Überleitungen und Trailer mit GE entwerfen
How to: Kameraflüge aus Google Earth aufzeichnen
Sascha Hottes
Regieassistenz bei Google Earth
Kamera steht, Band ist eingelegt, aber die Regie hat keine Ahnung, was laufen soll. Ein Filmchen aus GE zu erstellen bedarf zunächst einer Idee. Im Fernsehen werden neuerdings gerne Zoom-Fahrten aus dem All auf zum Beispiel ein Fußball-Stadion gezeigt. Interessant sind auch Flüge über den Ozean als Einspieler für das eigene Urlaubsvideo.

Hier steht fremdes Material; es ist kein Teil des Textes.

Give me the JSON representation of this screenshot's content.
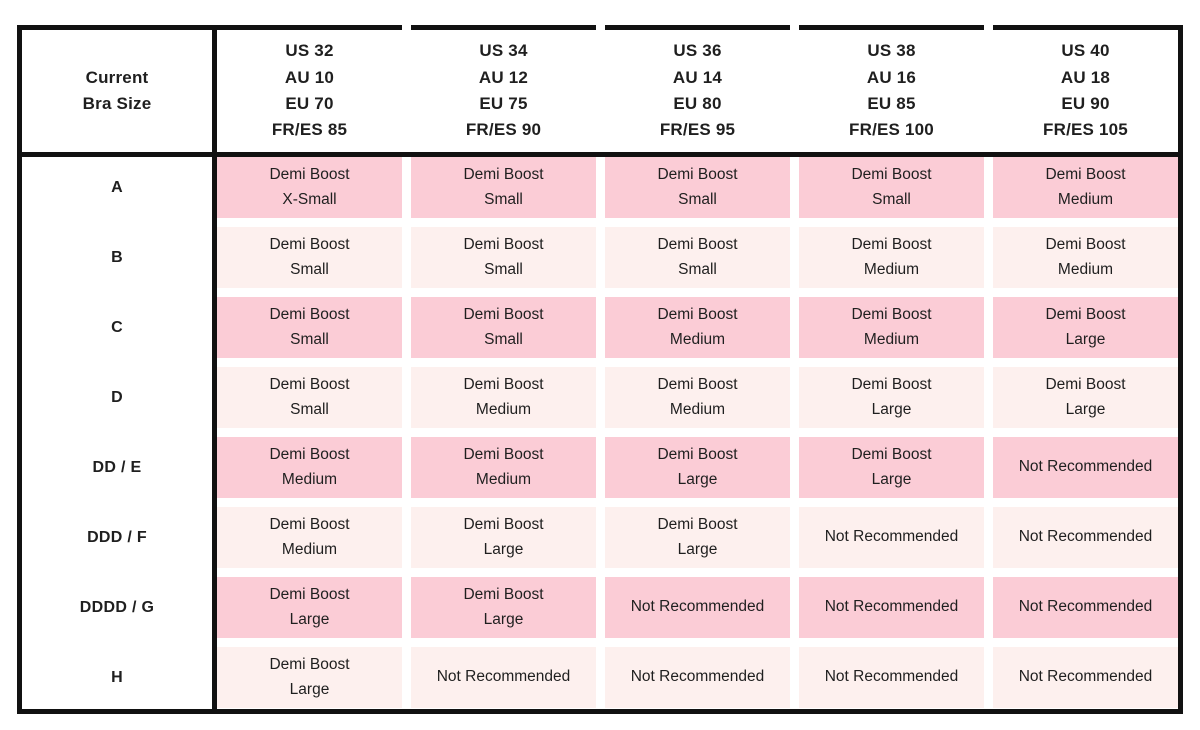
{
  "colors": {
    "border": "#111111",
    "text": "#1f1f1f",
    "row_pink": "#fbccd6",
    "row_light_pink": "#fdf0ee",
    "background": "#ffffff"
  },
  "chart_data": {
    "type": "table",
    "corner_label": "Current\nBra Size",
    "columns": [
      "US 32\nAU 10\nEU 70\nFR/ES 85",
      "US 34\nAU 12\nEU 75\nFR/ES 90",
      "US 36\nAU 14\nEU 80\nFR/ES 95",
      "US 38\nAU 16\nEU 85\nFR/ES 100",
      "US 40\nAU 18\nEU 90\nFR/ES 105"
    ],
    "rows": [
      {
        "label": "A",
        "cells": [
          "Demi Boost\nX-Small",
          "Demi Boost\nSmall",
          "Demi Boost\nSmall",
          "Demi Boost\nSmall",
          "Demi Boost\nMedium"
        ]
      },
      {
        "label": "B",
        "cells": [
          "Demi Boost\nSmall",
          "Demi Boost\nSmall",
          "Demi Boost\nSmall",
          "Demi Boost\nMedium",
          "Demi Boost\nMedium"
        ]
      },
      {
        "label": "C",
        "cells": [
          "Demi Boost\nSmall",
          "Demi Boost\nSmall",
          "Demi Boost\nMedium",
          "Demi Boost\nMedium",
          "Demi Boost\nLarge"
        ]
      },
      {
        "label": "D",
        "cells": [
          "Demi Boost\nSmall",
          "Demi Boost\nMedium",
          "Demi Boost\nMedium",
          "Demi Boost\nLarge",
          "Demi Boost\nLarge"
        ]
      },
      {
        "label": "DD / E",
        "cells": [
          "Demi Boost\nMedium",
          "Demi Boost\nMedium",
          "Demi Boost\nLarge",
          "Demi Boost\nLarge",
          "Not Recommended"
        ]
      },
      {
        "label": "DDD / F",
        "cells": [
          "Demi Boost\nMedium",
          "Demi Boost\nLarge",
          "Demi Boost\nLarge",
          "Not Recommended",
          "Not Recommended"
        ]
      },
      {
        "label": "DDDD / G",
        "cells": [
          "Demi Boost\nLarge",
          "Demi Boost\nLarge",
          "Not Recommended",
          "Not Recommended",
          "Not Recommended"
        ]
      },
      {
        "label": "H",
        "cells": [
          "Demi Boost\nLarge",
          "Not Recommended",
          "Not Recommended",
          "Not Recommended",
          "Not Recommended"
        ]
      }
    ]
  }
}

Ideen gibt es reichlich, doch bei der Umsetzung sollten Sie auf einige Dinge achten. So empfiehlt es sich, gerade bei Zoomfahrten, die Strecke vorher schon einmal abzufahren, damit die Bilddaten in den Cache geschrieben werden können. Das gilt auch für langsame Fahrten über Städte wie New York zum Beispiel.
Der freie Fall ist die einfachste Art Video, die Sie aus GE aufnehmen können. Suchen Sie Ihr Ziel auf dem Globus und zoomen Sie ganz nah heran. Danach fahren Sie langsam heraus, um dem Tool die Chance zu geben, die Bilddaten aus dem Umfeld in den Cache zu laden. Um nun eine gleichmäßige Bewegung für die spätere Aufnahme zu erreichen, benutzen Sie den Button am unteren Bildrand für die Fahrt. Dort können Sie auch die Zoomgeschwindigkeit beeinflussen.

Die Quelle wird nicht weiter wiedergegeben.